COVID: Why Freelancing Is On The Rise

Over the past 12 months, the world of work has been shifted more dramatically than anyone could have ever predicted at the start of 2020. Whilst the move to remote working has been a hugely talked about topic, something that has slipped under the radar is the dramatic increase in people turning to freelance work. 

We recently asked our data ninjas to find out how many freelancer registrations we’d had since the start of the pandemic. The results were staggering. Our marketplace has received 1.5m freelancer registrations since March last year – a 63% increase compared to the year before.

Why has COVID turned people to freelancing?

To find out, we recently surveyed 1,000 freelancers from our community. Of those that had started freelancing in the past 12 months, 1 in 4 said they had turned to freelancing due to loss of employment as a result of COVID. Unemployment has been one of the disastrous effects of the pandemic, as many businesses across many different sectors have had no choice but to downsize. 

Similarly to those who lost their jobs, many decided to launch a side hustle as a result of being furloughed, in fact, 10% of freelancer registrations over the past 12 months was because of this. As an advocate of remote working since our inception in 2007, it’s amazing to see that the ability to work with new clients without ever having to meet them face-to-face has been crucial for these new freelancers to earn an income. 

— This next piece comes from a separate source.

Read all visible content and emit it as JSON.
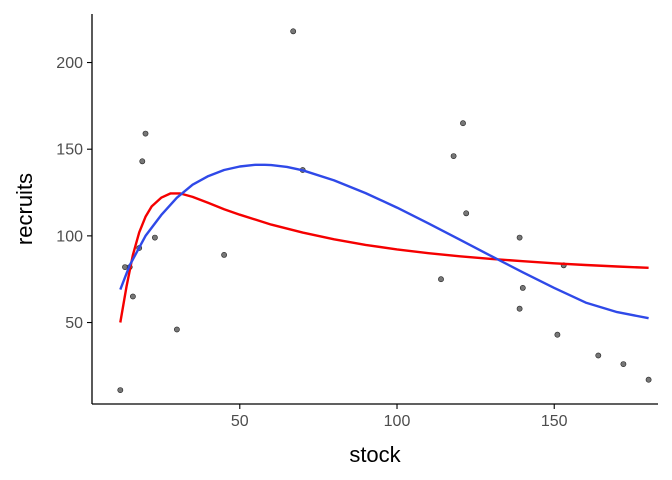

What does the future hold post-pandemic?

Freelancing looks set to remain a huge part of the future of work. Our research suggests that the trend is unlikely to finish once furlough schemes have come to an end. 97% of those who have started freelancing in the last year said they plan to continue freelancing in some form beyond the pandemic. 

When asked whether they would return to full-time employment, 40% said they would continue to freelance full-time, while nearly a fifth said they will return to employment and continue to freelance at the same time. According to the survey, nearly 40% of those we spoke to have become full-time freelancers, nearly 30% are part-time and close to one fifth are freelancing alongside a permanent job. 

With so many realising the benefits that freelancing can offer – as well as the extra income – we’re expecting to see freelancers become an even more integral part of the global economy.

What are the motivations for freelancing?

Our research revealed that motivation for freelancing is different between men and women. In the UK, a third (32%) of the women questioned cited flexibility as the main reason for turning freelance in 2020. However, flexibility was less important to men and increasing their income was the primary reason for turning freelance. Just one in five men cited flexibility as their top priority, versus 44% who said it was to increase their income.

Xenios Thrasyvoulou, Founder of PeoplePerHour, comments: 

“There’s no doubt that 2020 has seen a marked shift change in how we all work. The flexibility that freelancing affords is undoubtedly why, at a time when our lives have been stretched in all directions, people find both success and security in working this way. Many have clearly seen the financial and life-changing benefits that this workstyle brings and plan to either switch permanently or incorporate it as part of the full-time work where possible.”